Infrastructure Needs
We should consider building out the following infrastructure:
- Reservation system for machines (for Jenkins to use)
- Machines referenced by attributes (1g, 10g, 100g, X Cores, Y CPU Packages)
Network configuration tool (for setting up something like: GlimmerGlass)
- Configuration
Initial buildout
- 3 Machines with 100G NICs connected back to back will allow for a few different configurations:
- TCP and UDP packet forwarding (iperf from machine A-B-C)
- pktgen to test pure forwarding perf without going up the stack (talk to gnn@ about this)
packet serving (Machine B can serve a static file to machines A&C, and run something like hey)
Add a phabricator option for bench result
Here is a crazy idea about the perfect system:
- User propose to review a patch related to performance improvement into phabricator and click on "please bench"
- Once this "bench" option selected, more option available like : "what kind of bench?" with a list proposing "TCP host/ forwarding or firewalling (pf/ipfw/ipf)"
- If it's a firewall, we need to add more option like "how many number of UDP flows?" proposing choice like "1K, 10K, 100K, 1M, 5M"
- And optionnaly, on what kind of hardware? proposing hardware available on the lab
- And an option for "do you want to collect PMC data" ?
- Then we should generate 2 kernels (before and after) and start benching and posting the ministat output.
Bench automatization
Network performance bench needs this input:
A minimum of 2 kernel&distributions set to being comparing
- A configuration set (regarding if you want to test TCP host, or forwarding or a firewall) [related to the hardware to be benched]

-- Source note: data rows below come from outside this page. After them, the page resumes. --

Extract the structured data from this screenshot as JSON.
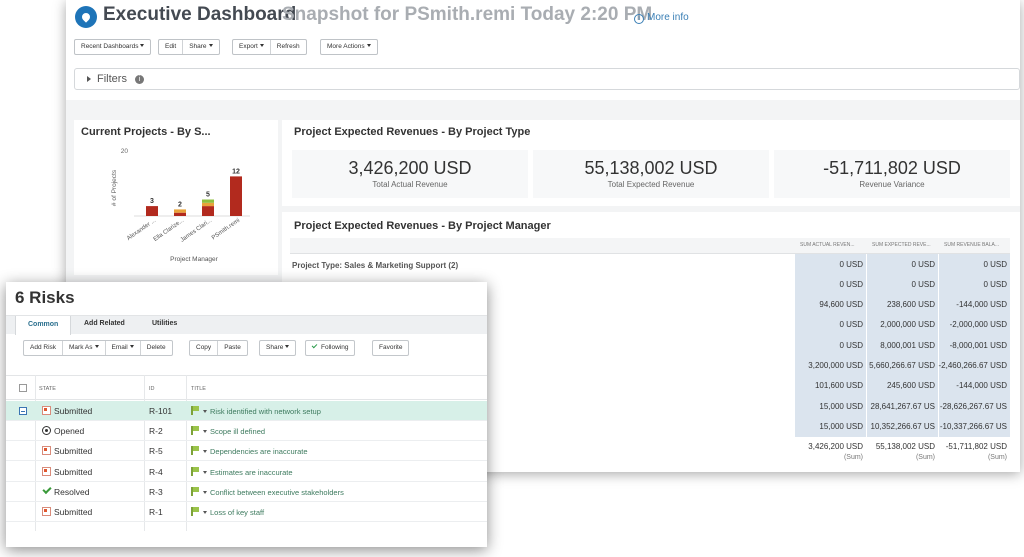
{
  "dashboard": {
    "title": "Executive Dashboard",
    "subtitle": "Snapshot for PSmith.remi Today 2:20 PM",
    "more_info": "More info",
    "toolbar": {
      "recent": "Recent Dashboards",
      "edit": "Edit",
      "share": "Share",
      "export": "Export",
      "refresh": "Refresh",
      "more_actions": "More Actions"
    },
    "filters_label": "Filters",
    "current_projects": {
      "title": "Current Projects - By S...",
      "chart_data": {
        "type": "bar",
        "title": "Current Projects - By S...",
        "xlabel": "Project Manager",
        "ylabel": "# of Projects",
        "ylim": [
          0,
          20
        ],
        "y_ticks": [
          "20"
        ],
        "categories": [
          "Alexander ...",
          "Ella Clarize...",
          "James Clari...",
          "PSmith.remi"
        ],
        "totals": [
          3,
          2,
          5,
          12
        ],
        "series": [
          {
            "color": "#b22a1e",
            "values": [
              3,
              1,
              3,
              12
            ]
          },
          {
            "color": "#e8a33a",
            "values": [
              0,
              1,
              1,
              0
            ]
          },
          {
            "color": "#8fbf3f",
            "values": [
              0,
              0,
              1,
              0
            ]
          }
        ]
      }
    },
    "revenues_by_type": {
      "title": "Project Expected Revenues - By Project Type",
      "kpis": [
        {
          "value": "3,426,200 USD",
          "label": "Total Actual Revenue"
        },
        {
          "value": "55,138,002 USD",
          "label": "Total Expected Revenue"
        },
        {
          "value": "-51,711,802 USD",
          "label": "Revenue Variance"
        }
      ]
    },
    "revenues_by_manager": {
      "title": "Project Expected Revenues - By Project Manager",
      "columns": [
        "SUM ACTUAL REVEN...",
        "SUM EXPECTED REVE...",
        "SUM REVENUE BALA..."
      ],
      "group_label": "Project Type: Sales & Marketing Support (2)",
      "rows": [
        [
          "0 USD",
          "0 USD",
          "0 USD"
        ],
        [
          "0 USD",
          "0 USD",
          "0 USD"
        ],
        [
          "94,600 USD",
          "238,600 USD",
          "-144,000 USD"
        ],
        [
          "0 USD",
          "2,000,000 USD",
          "-2,000,000 USD"
        ],
        [
          "0 USD",
          "8,000,001 USD",
          "-8,000,001 USD"
        ],
        [
          "3,200,000 USD",
          "5,660,266.67 USD",
          "-2,460,266.67 USD"
        ],
        [
          "101,600 USD",
          "245,600 USD",
          "-144,000 USD"
        ],
        [
          "15,000 USD",
          "28,641,267.67 US",
          "-28,626,267.67 US"
        ],
        [
          "15,000 USD",
          "10,352,266.67 US",
          "-10,337,266.67 US"
        ]
      ],
      "totals": [
        "3,426,200 USD",
        "55,138,002 USD",
        "-51,711,802 USD"
      ],
      "sum_label": "(Sum)"
    }
  },
  "risks": {
    "title": "6 Risks",
    "tabs": [
      "Common",
      "Add Related",
      "Utilities"
    ],
    "toolbar": {
      "add_risk": "Add Risk",
      "mark_as": "Mark As",
      "email": "Email",
      "delete": "Delete",
      "copy": "Copy",
      "paste": "Paste",
      "share": "Share",
      "following": "Following",
      "favorite": "Favorite"
    },
    "columns": [
      "STATE",
      "ID",
      "TITLE"
    ],
    "rows": [
      {
        "state": "Submitted",
        "state_icon": "submitted-icon",
        "id": "R-101",
        "title": "Risk identified with network setup",
        "selected": true
      },
      {
        "state": "Opened",
        "state_icon": "opened-icon",
        "id": "R-2",
        "title": "Scope ill defined",
        "selected": false
      },
      {
        "state": "Submitted",
        "state_icon": "submitted-icon",
        "id": "R-5",
        "title": "Dependencies are inaccurate",
        "selected": false
      },
      {
        "state": "Submitted",
        "state_icon": "submitted-icon",
        "id": "R-4",
        "title": "Estimates are inaccurate",
        "selected": false
      },
      {
        "state": "Resolved",
        "state_icon": "resolved-icon",
        "id": "R-3",
        "title": "Conflict between executive stakeholders",
        "selected": false
      },
      {
        "state": "Submitted",
        "state_icon": "submitted-icon",
        "id": "R-1",
        "title": "Loss of key staff",
        "selected": false
      }
    ]
  }
}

- Some packet generator configuration (number of UDP flows for netmap pkt-gen) or other data for TCP tools [if MAC addresse needed, related to the hardware to be benched]
Running the bench
We need to run multiple series (5 minimums) with a reboot between each of test. Warning of the long BIOS POST delay here: On my big hardware the bench itself is between 30 and 60 seconds, but the full reboot take about 4 minutes. Then I prefer "faster boot" hardware like supermicro in place of long boot Dell/HP servers. Once the server will boot using PXE, it can crash. Then we need some "timeout" that will generate an "IPMI power cycle".